Demo Driver 8: Blade Kitten (#353)

I expected what I got, in large part, but worse.

It’s nice when something turns out better than you had any expectations it would be, definitely.

While I like Steam’s integration of Metacritic into its client, sometimes that can sort of send up red flags right away.  Blade Kitten‘s aggregate score of 52 certainly didn’t do it any favors.  But that’s the most straightforward part here.

Blade Kitten is a side-scrolling platformer based off of a comic… or it’s a platformer that also has a comic… or some combination thereof.  I’m not clear on the exact timeline.  What I am clear on is that Krome Studios employed the artist as creative director, launched the game with Atari, then got caught up in Atari’s slow-motion self-destruction and had to wait for a long while to get the rights back for the game, which apparently kind of killed the comic, too?  There hasn’t been an update there since 2012.

All that backstory aside, the game is now back in the hands of Krome Studios, but with a dismal review score.  Is it any good?  Does it deserve that score?  What did it do to garner such vigorous fans other than having a pink-haired catgirl as the main character?  Actually, the last one might answer its own question.

I wouldn't call this progressive, but it's not the throwback you'd think from the title.

Yeah, you can tell who this was made for, but it’s not being obnoxious or pandering about this.

Starting up the game flings you right into the story with minimum explanation.  Kit Ballard, the edged feline of the title, shows up on the planet Hollow Wish, promptly has a glowstick MacGuffin taken from her, and then has her spaceship blown up.  So she starts chasing after the woman who took it from her, which means cutting her way through a whole lot of mooks without much concern for the results of cutting through duly-appointed security officers.  Rightaway you can get a sense of the kind of game it’s going to be, with buxom ladies trading barbs and chasing one another.

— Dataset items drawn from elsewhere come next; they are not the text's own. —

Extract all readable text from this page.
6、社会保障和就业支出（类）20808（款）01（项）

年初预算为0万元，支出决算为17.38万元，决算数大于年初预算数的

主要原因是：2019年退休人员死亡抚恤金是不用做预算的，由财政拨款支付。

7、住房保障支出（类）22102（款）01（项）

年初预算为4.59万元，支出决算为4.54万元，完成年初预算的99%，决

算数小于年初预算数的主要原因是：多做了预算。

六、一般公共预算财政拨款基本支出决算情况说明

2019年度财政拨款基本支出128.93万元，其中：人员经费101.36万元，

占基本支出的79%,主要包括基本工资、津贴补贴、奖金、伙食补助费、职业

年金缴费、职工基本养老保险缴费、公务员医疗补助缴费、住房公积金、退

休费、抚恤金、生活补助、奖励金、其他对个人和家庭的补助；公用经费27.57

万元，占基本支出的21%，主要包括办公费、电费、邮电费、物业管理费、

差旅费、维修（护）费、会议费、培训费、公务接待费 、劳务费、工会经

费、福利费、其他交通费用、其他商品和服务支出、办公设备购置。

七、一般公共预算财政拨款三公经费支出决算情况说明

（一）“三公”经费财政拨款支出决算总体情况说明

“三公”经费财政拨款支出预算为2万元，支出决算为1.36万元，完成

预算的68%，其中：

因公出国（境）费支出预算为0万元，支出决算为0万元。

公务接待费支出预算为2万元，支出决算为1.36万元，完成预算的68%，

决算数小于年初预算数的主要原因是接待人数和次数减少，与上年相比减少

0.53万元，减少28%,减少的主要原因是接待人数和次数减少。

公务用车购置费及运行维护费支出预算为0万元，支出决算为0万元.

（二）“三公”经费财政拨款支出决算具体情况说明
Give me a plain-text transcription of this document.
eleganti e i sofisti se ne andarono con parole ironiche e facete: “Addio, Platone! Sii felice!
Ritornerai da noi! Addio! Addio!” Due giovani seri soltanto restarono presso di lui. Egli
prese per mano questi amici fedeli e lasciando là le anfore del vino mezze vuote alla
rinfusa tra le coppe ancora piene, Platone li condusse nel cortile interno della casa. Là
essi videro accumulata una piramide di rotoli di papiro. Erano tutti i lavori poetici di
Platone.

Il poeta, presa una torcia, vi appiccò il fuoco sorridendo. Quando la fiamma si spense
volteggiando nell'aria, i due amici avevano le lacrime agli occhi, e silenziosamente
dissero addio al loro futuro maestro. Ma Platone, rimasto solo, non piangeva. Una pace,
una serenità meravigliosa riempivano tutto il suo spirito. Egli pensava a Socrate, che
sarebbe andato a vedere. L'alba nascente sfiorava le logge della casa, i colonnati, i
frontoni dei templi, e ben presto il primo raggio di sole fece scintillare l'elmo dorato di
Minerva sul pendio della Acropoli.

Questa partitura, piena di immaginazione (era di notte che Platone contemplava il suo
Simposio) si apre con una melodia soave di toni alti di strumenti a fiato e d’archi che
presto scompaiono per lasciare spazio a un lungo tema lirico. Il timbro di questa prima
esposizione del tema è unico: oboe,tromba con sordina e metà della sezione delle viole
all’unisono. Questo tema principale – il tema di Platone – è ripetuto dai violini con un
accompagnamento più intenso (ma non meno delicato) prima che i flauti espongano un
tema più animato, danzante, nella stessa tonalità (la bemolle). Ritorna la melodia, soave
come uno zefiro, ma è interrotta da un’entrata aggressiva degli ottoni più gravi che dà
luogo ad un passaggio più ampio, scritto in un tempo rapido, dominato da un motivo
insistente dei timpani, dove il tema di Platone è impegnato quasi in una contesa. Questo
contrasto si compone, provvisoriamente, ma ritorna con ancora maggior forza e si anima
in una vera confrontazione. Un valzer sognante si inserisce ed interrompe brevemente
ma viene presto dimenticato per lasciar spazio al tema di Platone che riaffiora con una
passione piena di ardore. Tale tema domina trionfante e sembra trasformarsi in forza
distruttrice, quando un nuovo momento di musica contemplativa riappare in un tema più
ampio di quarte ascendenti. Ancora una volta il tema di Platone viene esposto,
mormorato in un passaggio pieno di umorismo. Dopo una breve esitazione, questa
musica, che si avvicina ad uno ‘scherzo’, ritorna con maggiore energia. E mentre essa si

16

To the immediate credit of the game, it looks nice.  It sounds good, too, in the voice department.  Kit herself spends the most time speaking, and her actress does a decent job of handling her lines; the main weakness is that the writing just isn’t very good.  There’s not much weight to the story, really, and the dialogue is wooden, but it’s delivered as well as you could expect.  Think mid-90s dubbed anime and you’ll be about on the money.  People don’t actually talk like that.

Actually, “mid-90s anime” pretty well describes the level the game is aiming at in general.

Once you’re finished with the story dump, it’s time to start playing.  The game is an action platformer with 3D graphics on a 2D plane; you can see stuff in the background, but can’t interact with it.  The graphics are crisply designed enough, however, that this doesn’t become an issue; it’s obvious what’s in the background, foreground objects are cut away so as not to obscure what’s going on around them, and you never find yourself asking if you can make a jump or not.  Move forward, hack at things with Kit’s independently flying sword, climb walls, double-jump.  It’s all pretty standard stuff.

Kit’s controls are generally nice and responsive; the jumps can get a bit floaty for “definite landing” spots, and the wall-climbing sometimes is oddly drifty, but for the most part it’s not hard to make her move as you wish.  Which is a good thing, since moving around and exploring is half of the game; the other half, predictably, is slashing the hell out of things.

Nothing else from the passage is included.